One curiosity was a blaze apparently painted on a tree a foot off the ground. Then I noticed that it was because the tree had actually broken off its base and fell more-or-less straight down to the ground.
The trail got rockier as I progressed, but without being overgrown, it wasn’t awful to hike. At a clearing for gas lines, though, due to overgrowth, I lost sight of the trail while distracted by the view, and wound up wandering through the forest (aided by property boundary markers and GPS) for several minutes before finding the trail again.
The trail generally followed the ridge for a while, but then it started repeated dropping away from and climbing back up to the ridge, which was kind of annoying.
After finally crossing over the ridge, the trail dropped (quite steeply) down towards Colonel Denning State Park. Along the way, there was a stone bench at a view out towards the Cumberland Valley.
The trail followed gravel roads through hunting grounds down to a relatively busy state highway, then crossed it and climbed up the other side of the gap on old dirt roads, climbing most of the way up the ridge to the Wagon Wheel Shelter. Located just past the Wagon Wheel Junction (where trails go off in six directions), the shelter was clearly well-used by day hikers. Its privy, which I passed on the way to the shelter, was one of the foulest-smelling privies I’ve ever been to. It was so bad that two hikers I’d passed just after the junction, after inquiring if I were going to the shelter, said “it’s right around the corner, just follow your nose!”.
I guessed that the foul-smelling privy explained why someone had pooped behind a tree fairly nearby the shelter. That really added to the ambiance.
I made a water run to Wildcat Run, a quarter-mile down the trail, and then started on dinner.
While I was at the shelter, now after 6 pm on a Sunday evening (and continuing on until nearly sunset), I noticed quite a few people either heading further north, or returning. I knew there was a view a little more than half a mile further north; I figured that it had to be pretty amazing if people (families, even) were going to be out this late in the day going there or coming back.
The shelter was extensively tagged by (I presume) local day hikers.
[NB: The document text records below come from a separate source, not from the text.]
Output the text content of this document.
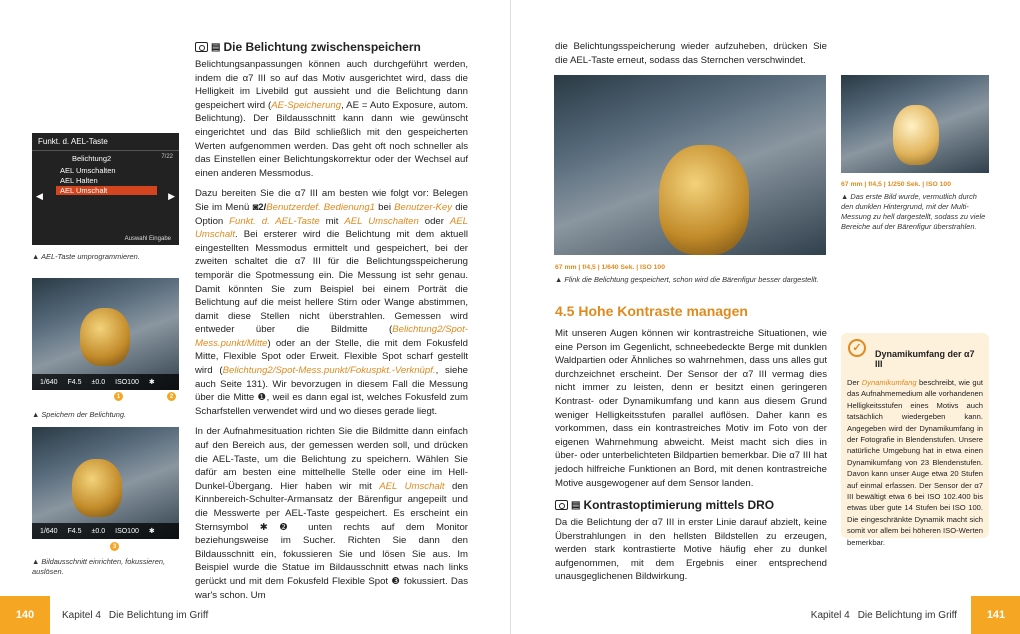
Funkt. d. AEL-Taste
Belichtung2	7/22
◀	▶
AEL Umschalten
AEL Halten
AEL Umschalt
Auswahl Eingabe
▲ AEL-Taste umprogrammieren.
1/640 F4.5 ±0.0 ISO100 ✱
1	2
▲ Speichern der Belichtung.
1/640 F4.5 ±0.0 ISO100 ✱
3
▲ Bildausschnitt einrichten, fokussieren, auslösen.
▤ Die Belichtung zwischenspeichern

Belichtungsanpassungen können auch durchgeführt werden, indem die α7 III so auf das Motiv ausgerichtet wird, dass die Helligkeit im Livebild gut aussieht und die Belichtung dann gespeichert wird (AE-Speicherung, AE = Auto Exposure, autom. Belichtung). Der Bildausschnitt kann dann wie gewünscht eingerichtet und das Bild schließlich mit den gespeicherten Werten aufgenommen werden. Das geht oft noch schneller als das Einstellen einer Belichtungskorrektur oder der Wechsel auf einen anderen Messmodus.

Dazu bereiten Sie die α7 III am besten wie folgt vor: Belegen Sie im Menü ◙2/Benutzerdef. Bedienung1 bei Benutzer-Key die Option Funkt. d. AEL-Taste mit AEL Umschalten oder AEL Umschalt. Bei ersterer wird die Belichtung mit dem aktuell eingestellten Messmodus ermittelt und gespeichert, bei der zweiten schaltet die α7 III für die Belichtungsspeicherung temporär die Spotmessung ein. Die Messung ist sehr genau. Damit könnten Sie zum Beispiel bei einem Porträt die Belichtung auf die meist hellere Stirn oder Wange abstimmen, damit diese Stellen nicht überstrahlen. Gemessen wird entweder über die Bildmitte (Belichtung2/Spot-Mess.punkt/Mitte) oder an der Stelle, die mit dem Fokusfeld Mitte, Flexible Spot oder Erweit. Flexible Spot scharf gestellt wird (Belichtung2/Spot-Mess.punkt/Fokuspkt.-Verknüpf., siehe auch Seite 131). Wir bevorzugen in diesem Fall die Messung über die Mitte ❶, weil es dann egal ist, welches Fokusfeld zum Scharfstellen verwendet wird und wo dieses gerade liegt.

In der Aufnahmesituation richten Sie die Bildmitte dann einfach auf den Bereich aus, der gemessen werden soll, und drücken die AEL-Taste, um die Belichtung zu speichern. Wählen Sie dafür am besten eine mittelhelle Stelle oder eine im Hell-Dunkel-Übergang. Hier haben wir mit AEL Umschalt den Kinnbereich-Schulter-Armansatz der Bärenfigur angepeilt und die Messwerte per AEL-Taste gespeichert. Es erscheint ein Sternsymbol ✱ ❷ unten rechts auf dem Monitor beziehungsweise im Sucher. Richten Sie dann den Bildausschnitt ein, fokussieren Sie und lösen Sie aus. Im Beispiel wurde die Statue im Bildausschnitt etwas nach links gerückt und mit dem Fokusfeld Flexible Spot ❸ fokussiert. Das war's schon. Um

140	Kapitel 4 Die Belichtung im Griff

die Belichtungsspeicherung wieder aufzuheben, drücken Sie die AEL-Taste erneut, sodass das Sternchen verschwindet.

67 mm | f/4,5 | 1/640 Sek. | ISO 100
▲ Flink die Belichtung gespeichert, schon wird die Bärenfigur besser dargestellt.
67 mm | f/4,5 | 1/250 Sek. | ISO 100
▲ Das erste Bild wurde, vermutlich durch den dunklen Hintergrund, mit der Multi-Messung zu hell dargestellt, sodass zu viele Bereiche auf der Bärenfigur überstrahlen.
4.5 Hohe Kontraste managen

Mit unseren Augen können wir kontrastreiche Situationen, wie eine Person im Gegenlicht, schneebedeckte Berge mit dunklen Waldpartien oder Ähnliches so wahrnehmen, dass uns alles gut durchzeichnet erscheint. Der Sensor der α7 III vermag dies nicht immer zu leisten, denn er besitzt einen geringeren Kontrast- oder Dynamikumfang und kann aus diesem Grund weniger Helligkeitsstufen parallel auflösen. Daher kann es vorkommen, dass ein kontrastreiches Motiv im Foto von der eigenen Wahrnehmung abweicht. Meist macht sich dies in über- oder unterbelichteten Bildpartien bemerkbar. Die α7 III hat jedoch hilfreiche Funktionen an Bord, mit denen kontrastreiche Motive ausgewogener auf dem Sensor landen.

▤ Kontrastoptimierung mittels DRO

Da die Belichtung der α7 III in erster Linie darauf abzielt, keine Überstrahlungen in den hellsten Bildstellen zu erzeugen, werden stark kontrastierte Motive häufig eher zu dunkel aufgenommen, mit dem Ergebnis einer entsprechend unausgeglichenen Bildwirkung.

Kapitel 4 Die Belichtung im Griff	141
✓	Dynamikumfang der α7 III

Der Dynamikumfang beschreibt, wie gut das Aufnahmemedium alle vorhandenen Helligkeitsstufen eines Motivs auch tatsächlich wiedergeben kann. Angegeben wird der Dynamikumfang in der Fotografie in Blendenstufen. Unsere natürliche Umgebung hat in etwa einen Dynamikumfang von 23 Blendenstufen. Davon kann unser Auge etwa 20 Stufen auf einmal erfassen. Der Sensor der α7 III bewältigt etwa 6 bei ISO 102.400 bis etwas über gute 14 Stufen bei ISO 100. Die eingeschränkte Dynamik macht sich somit vor allem bei höheren ISO-Werten bemerkbar.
One family was extremely prolific, with two sisters and “Dad” tagging the shelter six times in 2020, along with an additional time in 2017 with “Mommy”. (I wondered what happened between 2017 and 2020, but I wasn’t going to camp out at the shelter long enough for them to eventually show up again to ask.)
It was less windy, and perhaps a little warmer, than it was last night, which I hoped would translate into a better night’s sleep.
Tomorrow is a relatively short, but extensively rocky, day to the Charlie Irvin shelter, the northernmost shelter on the Tuscarora Trail. I set an alarm to make sure I’d get there with plenty of time, no matter how rocky the trail would be.